To simplify things, imagine a 3-dimensional cube [the normal kind]. Along one edge might be the variable "pacifism," measured between -1 [hawk] and +1 [dove]. Another edge would measure, say, "deference to authority" and another possibly "analyticity." If you scored (1,1,-1) then your position would be at one of the bottom corners of the cube, and indication that you are extreme in views. If lots of people end up there--if there is a clustering somewhere--then we can conclude that the variables either have [a] correlation in substance or [b] correlation in occurance. Since the axes are chose to avoid--as much as is possible--correlations in substance, grouping means correlation in occurance. Meaning, there's a "type" of person begging to be labelled there, typified by location near a particular corner of the box. Occurance correlations could be very profound, though there's no way of identifying cause [ie. nature or nurture] without plotting gene occurances along yet more axes [and that's still partially ambiguous]!

Expanded to N-dimensions, we can do all kids of neat statistical tricks to tease out interesting information. How about a polarization test on all axes combined? As in, are people generally one way or the other, or do they generally fall along a flat continuum? Correlation tests, looking for structure: filaments in N-space would indicate that some variables have give-and-take relationships with others. Projection on axis pairs will unobfuscate correlations that might be hidden by completely uncorrelated variables. Entropy is a good measure of how "organized" the resulting distribution is: do people really fall into categories?
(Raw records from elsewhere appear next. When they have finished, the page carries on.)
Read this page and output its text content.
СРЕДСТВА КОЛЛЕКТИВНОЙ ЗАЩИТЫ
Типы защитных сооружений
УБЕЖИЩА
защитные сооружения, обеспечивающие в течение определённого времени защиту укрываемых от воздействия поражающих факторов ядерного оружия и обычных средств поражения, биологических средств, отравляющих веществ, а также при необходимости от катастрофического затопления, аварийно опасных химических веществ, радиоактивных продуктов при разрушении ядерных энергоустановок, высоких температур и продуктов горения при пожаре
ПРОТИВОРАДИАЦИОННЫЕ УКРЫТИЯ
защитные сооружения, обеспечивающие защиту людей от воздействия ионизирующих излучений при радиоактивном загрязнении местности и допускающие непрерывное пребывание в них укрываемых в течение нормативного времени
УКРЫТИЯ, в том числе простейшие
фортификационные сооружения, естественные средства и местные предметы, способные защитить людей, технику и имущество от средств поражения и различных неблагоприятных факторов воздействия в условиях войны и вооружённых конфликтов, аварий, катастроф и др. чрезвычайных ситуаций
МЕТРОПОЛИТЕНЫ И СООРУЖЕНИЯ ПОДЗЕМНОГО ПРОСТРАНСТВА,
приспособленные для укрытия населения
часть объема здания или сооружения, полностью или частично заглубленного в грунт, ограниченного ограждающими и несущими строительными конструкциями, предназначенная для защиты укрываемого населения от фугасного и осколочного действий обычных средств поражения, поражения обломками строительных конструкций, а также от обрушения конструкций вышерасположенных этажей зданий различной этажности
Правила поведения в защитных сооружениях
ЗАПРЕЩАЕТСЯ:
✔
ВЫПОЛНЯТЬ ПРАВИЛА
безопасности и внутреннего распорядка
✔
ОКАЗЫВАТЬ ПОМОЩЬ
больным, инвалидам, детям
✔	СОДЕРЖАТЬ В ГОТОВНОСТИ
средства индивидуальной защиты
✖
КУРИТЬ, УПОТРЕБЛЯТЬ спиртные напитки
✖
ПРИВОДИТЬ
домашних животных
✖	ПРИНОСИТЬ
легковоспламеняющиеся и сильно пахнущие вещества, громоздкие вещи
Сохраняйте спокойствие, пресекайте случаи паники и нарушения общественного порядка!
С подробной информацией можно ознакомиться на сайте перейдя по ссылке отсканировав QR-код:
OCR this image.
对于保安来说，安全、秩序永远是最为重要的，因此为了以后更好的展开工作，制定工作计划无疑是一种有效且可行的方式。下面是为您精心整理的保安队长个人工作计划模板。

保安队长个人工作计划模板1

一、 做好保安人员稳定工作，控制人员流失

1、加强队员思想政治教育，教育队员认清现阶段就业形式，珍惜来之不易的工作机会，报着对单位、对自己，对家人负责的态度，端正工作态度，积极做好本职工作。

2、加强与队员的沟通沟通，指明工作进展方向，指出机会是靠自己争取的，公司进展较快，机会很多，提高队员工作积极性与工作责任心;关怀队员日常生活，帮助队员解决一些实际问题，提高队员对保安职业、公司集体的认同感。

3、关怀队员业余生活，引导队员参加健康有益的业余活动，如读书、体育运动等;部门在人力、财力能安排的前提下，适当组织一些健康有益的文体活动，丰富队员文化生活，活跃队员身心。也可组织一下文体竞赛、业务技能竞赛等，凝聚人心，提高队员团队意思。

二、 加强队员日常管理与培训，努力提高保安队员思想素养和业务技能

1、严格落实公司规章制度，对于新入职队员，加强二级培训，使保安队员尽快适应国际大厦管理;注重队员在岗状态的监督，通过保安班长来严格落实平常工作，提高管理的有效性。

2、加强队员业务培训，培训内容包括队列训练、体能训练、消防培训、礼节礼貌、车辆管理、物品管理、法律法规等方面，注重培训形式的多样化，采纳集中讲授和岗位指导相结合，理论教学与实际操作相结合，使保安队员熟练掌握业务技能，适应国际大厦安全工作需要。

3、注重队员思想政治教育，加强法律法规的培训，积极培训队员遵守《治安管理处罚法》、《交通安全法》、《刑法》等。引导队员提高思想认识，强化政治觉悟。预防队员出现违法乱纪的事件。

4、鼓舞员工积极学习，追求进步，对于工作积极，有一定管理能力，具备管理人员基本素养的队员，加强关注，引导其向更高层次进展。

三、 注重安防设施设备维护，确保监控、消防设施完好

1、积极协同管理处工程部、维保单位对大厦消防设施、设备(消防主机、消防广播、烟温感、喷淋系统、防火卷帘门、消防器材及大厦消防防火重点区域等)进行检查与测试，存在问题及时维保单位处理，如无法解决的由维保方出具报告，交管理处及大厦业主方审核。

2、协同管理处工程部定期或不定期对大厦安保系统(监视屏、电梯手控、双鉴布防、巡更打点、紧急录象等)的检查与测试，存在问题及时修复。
The great thing about cubes is that every axis connects to each vertex. A 3-dimensional cube has 12 edges and 8 vertices, but each vertex touches one edge in the x direction, one in the y direction, and one in the z direction. So all the correlation information in the whole system is contained in an n-cube.

The overall key to this exercise is asking the right questions. Take the "pacifism" axis, for example. Questions like "suppose a terrorist struck a major US city, would you support retailiation" tap into conscious political biases. Stripping away contextual biases in the questions, to get at how people really ARE would be incredibly difficult but essential.

So I ask again: what do you see? Do you see a cloud of dots in the middle, with outliers near the edges? A hole in the middle? A gas [uniform density]? Structure? What about dynamics: do dots clump over time, disperse, oscillate, rotate, collapse, expand?